Uma das questões que mais tem me levado a profundas reflexões é a chamada "ética religiosa", do que realmente se trata, quais suas práticas e anti-práticas dentro da religião afro-riograndense e os malefícios que essas atitudes anti-éticas de Babalorixás, Iyalorixás e Omorixás trazem a nós praticantes e, principalmente, distorcem a visão de nossa religião na sociedade como um todo.
Cada dia ouvimos mais e mais relatos alarmantes, o que nos leva a pensar se existiria uma solução para a enorme crise em que se encontram as relações entre o homem e o sagrado, entre os homens entre si e entre esses mesmos homens quando o que têm em comum é o culto ao sagrado.

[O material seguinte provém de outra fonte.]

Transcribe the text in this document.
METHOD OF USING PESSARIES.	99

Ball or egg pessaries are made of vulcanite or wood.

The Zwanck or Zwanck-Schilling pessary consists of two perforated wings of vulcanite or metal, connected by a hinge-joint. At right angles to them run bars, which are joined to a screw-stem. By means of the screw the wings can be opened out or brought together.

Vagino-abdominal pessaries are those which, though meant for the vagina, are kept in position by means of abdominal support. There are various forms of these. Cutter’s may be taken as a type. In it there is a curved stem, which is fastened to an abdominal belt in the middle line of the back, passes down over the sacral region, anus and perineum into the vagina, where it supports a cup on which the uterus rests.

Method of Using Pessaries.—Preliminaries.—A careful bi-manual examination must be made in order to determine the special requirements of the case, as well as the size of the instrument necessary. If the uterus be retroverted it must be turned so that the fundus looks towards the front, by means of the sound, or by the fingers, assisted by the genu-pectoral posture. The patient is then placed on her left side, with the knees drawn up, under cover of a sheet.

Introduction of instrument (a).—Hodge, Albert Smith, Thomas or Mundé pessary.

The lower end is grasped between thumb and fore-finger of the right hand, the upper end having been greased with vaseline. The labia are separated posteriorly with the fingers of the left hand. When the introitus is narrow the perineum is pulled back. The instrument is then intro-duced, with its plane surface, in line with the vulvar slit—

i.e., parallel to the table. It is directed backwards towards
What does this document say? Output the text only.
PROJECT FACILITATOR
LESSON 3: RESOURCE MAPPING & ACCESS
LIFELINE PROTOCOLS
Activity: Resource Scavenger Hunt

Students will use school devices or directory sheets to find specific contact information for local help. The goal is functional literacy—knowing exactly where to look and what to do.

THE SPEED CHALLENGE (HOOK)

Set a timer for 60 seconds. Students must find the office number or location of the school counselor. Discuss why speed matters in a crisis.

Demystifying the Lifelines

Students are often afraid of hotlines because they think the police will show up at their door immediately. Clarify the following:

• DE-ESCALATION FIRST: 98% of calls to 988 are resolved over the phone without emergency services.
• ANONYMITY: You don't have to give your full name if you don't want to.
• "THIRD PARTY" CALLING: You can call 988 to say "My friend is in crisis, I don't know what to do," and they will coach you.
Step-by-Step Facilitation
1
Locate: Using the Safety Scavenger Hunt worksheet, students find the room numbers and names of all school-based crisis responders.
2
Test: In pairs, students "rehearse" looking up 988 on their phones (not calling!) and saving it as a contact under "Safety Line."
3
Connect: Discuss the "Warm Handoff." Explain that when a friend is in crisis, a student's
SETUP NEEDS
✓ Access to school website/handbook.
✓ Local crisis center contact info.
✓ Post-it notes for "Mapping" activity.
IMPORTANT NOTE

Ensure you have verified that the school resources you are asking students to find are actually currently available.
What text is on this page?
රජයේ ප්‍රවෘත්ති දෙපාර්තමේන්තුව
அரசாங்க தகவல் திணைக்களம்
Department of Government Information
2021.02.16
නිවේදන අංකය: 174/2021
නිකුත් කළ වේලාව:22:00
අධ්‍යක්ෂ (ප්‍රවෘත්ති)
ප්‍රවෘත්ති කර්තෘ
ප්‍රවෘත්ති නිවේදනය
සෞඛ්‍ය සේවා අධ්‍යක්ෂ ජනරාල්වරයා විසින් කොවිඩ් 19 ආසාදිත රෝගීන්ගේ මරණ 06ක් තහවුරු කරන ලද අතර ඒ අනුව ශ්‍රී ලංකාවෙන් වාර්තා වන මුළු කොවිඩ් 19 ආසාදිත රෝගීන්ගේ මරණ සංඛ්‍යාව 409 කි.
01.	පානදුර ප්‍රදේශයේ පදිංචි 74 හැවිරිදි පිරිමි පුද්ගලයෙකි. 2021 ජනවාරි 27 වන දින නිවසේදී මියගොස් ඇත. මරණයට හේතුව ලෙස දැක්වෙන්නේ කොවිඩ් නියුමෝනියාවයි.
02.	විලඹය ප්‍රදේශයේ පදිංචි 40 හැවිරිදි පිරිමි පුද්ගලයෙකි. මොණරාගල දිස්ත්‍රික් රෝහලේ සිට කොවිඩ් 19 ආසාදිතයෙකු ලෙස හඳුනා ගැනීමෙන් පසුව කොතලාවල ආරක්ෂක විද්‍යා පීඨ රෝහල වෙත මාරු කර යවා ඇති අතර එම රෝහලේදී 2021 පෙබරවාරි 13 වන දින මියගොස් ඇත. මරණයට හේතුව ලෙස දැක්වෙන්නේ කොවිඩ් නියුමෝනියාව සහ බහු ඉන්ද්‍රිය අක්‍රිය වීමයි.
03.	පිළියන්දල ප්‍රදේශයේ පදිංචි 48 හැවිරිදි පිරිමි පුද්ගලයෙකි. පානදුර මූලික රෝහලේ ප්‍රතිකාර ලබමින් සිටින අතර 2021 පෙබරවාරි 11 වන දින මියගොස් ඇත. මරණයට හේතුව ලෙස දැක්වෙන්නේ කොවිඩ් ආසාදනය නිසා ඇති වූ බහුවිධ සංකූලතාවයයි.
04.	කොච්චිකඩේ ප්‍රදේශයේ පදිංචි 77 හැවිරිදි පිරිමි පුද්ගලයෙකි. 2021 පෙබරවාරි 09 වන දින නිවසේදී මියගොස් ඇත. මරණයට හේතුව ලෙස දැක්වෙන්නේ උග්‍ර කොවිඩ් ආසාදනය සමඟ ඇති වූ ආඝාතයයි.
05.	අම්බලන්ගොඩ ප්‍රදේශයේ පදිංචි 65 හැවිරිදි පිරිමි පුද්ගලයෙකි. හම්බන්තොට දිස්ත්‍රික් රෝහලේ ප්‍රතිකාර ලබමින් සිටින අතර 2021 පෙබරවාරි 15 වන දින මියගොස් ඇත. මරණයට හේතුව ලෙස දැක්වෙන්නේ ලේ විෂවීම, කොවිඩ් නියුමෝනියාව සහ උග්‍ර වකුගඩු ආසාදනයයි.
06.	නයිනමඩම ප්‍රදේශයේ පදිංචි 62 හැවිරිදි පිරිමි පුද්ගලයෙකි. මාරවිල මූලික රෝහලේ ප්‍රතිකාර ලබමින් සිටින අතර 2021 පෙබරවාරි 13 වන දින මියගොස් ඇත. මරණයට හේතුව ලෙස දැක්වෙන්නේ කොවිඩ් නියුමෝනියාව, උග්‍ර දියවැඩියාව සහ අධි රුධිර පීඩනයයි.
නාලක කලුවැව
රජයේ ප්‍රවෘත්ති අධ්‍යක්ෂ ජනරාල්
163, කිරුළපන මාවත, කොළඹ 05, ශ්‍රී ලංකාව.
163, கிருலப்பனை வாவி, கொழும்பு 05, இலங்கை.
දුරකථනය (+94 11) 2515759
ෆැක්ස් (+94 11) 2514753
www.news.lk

Estamos vivendo um momento em que o culto aos Orixás acabou se tornando objeto de comércio e disputas acirradas. Não há mais respeito pelo Orixá-Ori de cada ser humano, o que muitos enxergam é o que podem obter com cada cabeça que deite por debaixo de sua faca e acabam deixando de enxergar o Orixá e o ser humano para darem olhos ao lucro e/ou prestígio que cada omorixá (filho de santo) pode trazer para dentro de sua casa.

Na semana passada me deparei com a seguinte situação, que vou narrar a seguir:
Estava no Ilê de meu Babalorixá, prestando obrigação à minha Iyá-Ori Oxum Doko e outros 16 Orixás pessoais juntamente com outros irmãos de santo que também cumpriam obrigações a seus Orixás. Dez dias de trabalho com amor, dedicação, fé, responsabilidade perante as divindades e os humanos que ali se encontravam. Chegou o ápice da obrigação, a Festa Grande no sábado. O encerramento de meses de sacrifícios e trabalho árduo, para proporcionar aos meus Orixás, o meu "sagrado orunmalé" o melhor dos melhores. No final da festa me surpreendo com duas de minhas filhas de santo aterrorizadas com um dito "Pai de Santo renomado" que estava no Ilê de meu Babalorixá à caça de filhos de santo, entre esses, omorixás da bandeira de minha Iyá Oxum Doko.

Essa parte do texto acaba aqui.